Déformation, mise à l'échelle ou rotation de sections d'image en espace 2D ou 3D — correction keystone, warping, morphing. Standard en compositing.
Dans le flux de travail de compositing, vous en avez besoin quotidiennement : la capacité de déformer spatialement le matériel d'image sans en détruire la qualité. Une transformation géométrique agit au niveau des pixels ou des sommets et vous permet de mettre à l'échelle, de faire pivoter, de déplacer ou de déformer radicalement des extraits d'image, selon ce que la scène exige.
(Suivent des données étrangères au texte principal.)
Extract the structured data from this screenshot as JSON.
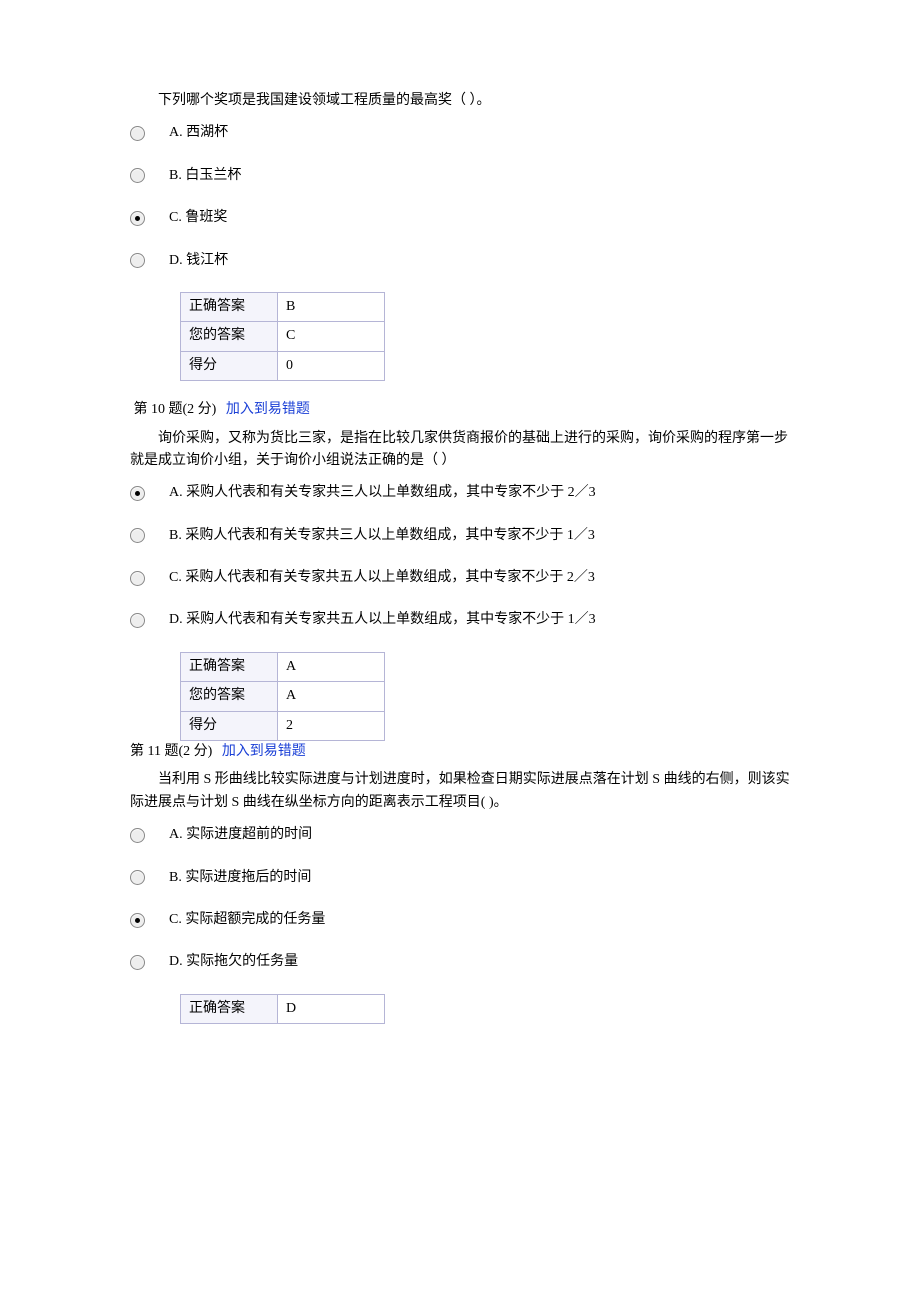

Les applications les plus courantes apparaissent lors du matchmoving ou de la correction de perspective. Vous avez une prise de vue où la caméra a filmé un panneau de manière oblique ? C'est ce qu'on appelle la correction de distorsion trapézoïdale (keystone correction) — une transformation affine qui déplace indépendamment les quatre coins d'un rectangle pour neutraliser la perspective. En pratique, on travaille avec des outils de type "Corner Pin" dans Nuke, After Effects ou Fusion. C'est l'une des premières opérations effectuées après l'importation des données brutes, car les effets en aval reposeraient sinon sur des hypothèses spatiales erronées.
Cela devient plus complexe avec le warping — ici, vous ne déformez pas seulement les coins, mais vous manipulez toute la surface à l'aide de points de contrôle ou de déformation de maillage. Vous en avez besoin lorsqu'un visage de personnage dans un plan 2D doit vieillir ou être déformé subtilement, ou lorsque vous devez adapter le reflet d'une fenêtre à la géométrie d'une surface CG. Le morphing — la transition douce entre deux états géométriques — est techniquement le même principe, seulement interpolé dans le temps.
Dans le contexte 3D (Motion Graphics, finition VFX), vous travaillez avec des transformations matricielles : position, rotation, échelle, cisaillement. La plupart des programmes DCC les appliquent hiérarchiquement — un objet enfant hérite de la transformation de son parent. C'est essentiel pour le rigging et la configuration de hiérarchies d'animation complexes.
Techniquement, vous devriez savoir : l'interpolation linéaire entre deux transformations est rapide, mais génère des artefacts visibles (verrouillage de cardan lors des rotations). Le Slerp (spherical linear interpolation) avec les quaternions est la norme industrielle. Pour les warps basés sur les pixels, vous avez besoin d'une qualité d'échantillonnage suffisante, sinon le matériel scintillera dans l'animation — particulièrement critique pour les détails à haute fréquence comme les structures textiles ou les cheveux.
Une remarque importante : les transformations géométriques sont destructrices lorsqu'elles sont appliquées directement sur le matériel original. Les flux de travail professionnels sont non destructeurs — les transformations sont basées sur des nœuds et ajustables à tout moment. Cela vous fait gagner du temps si le client souhaite encore un léger déplacement dans la version finale.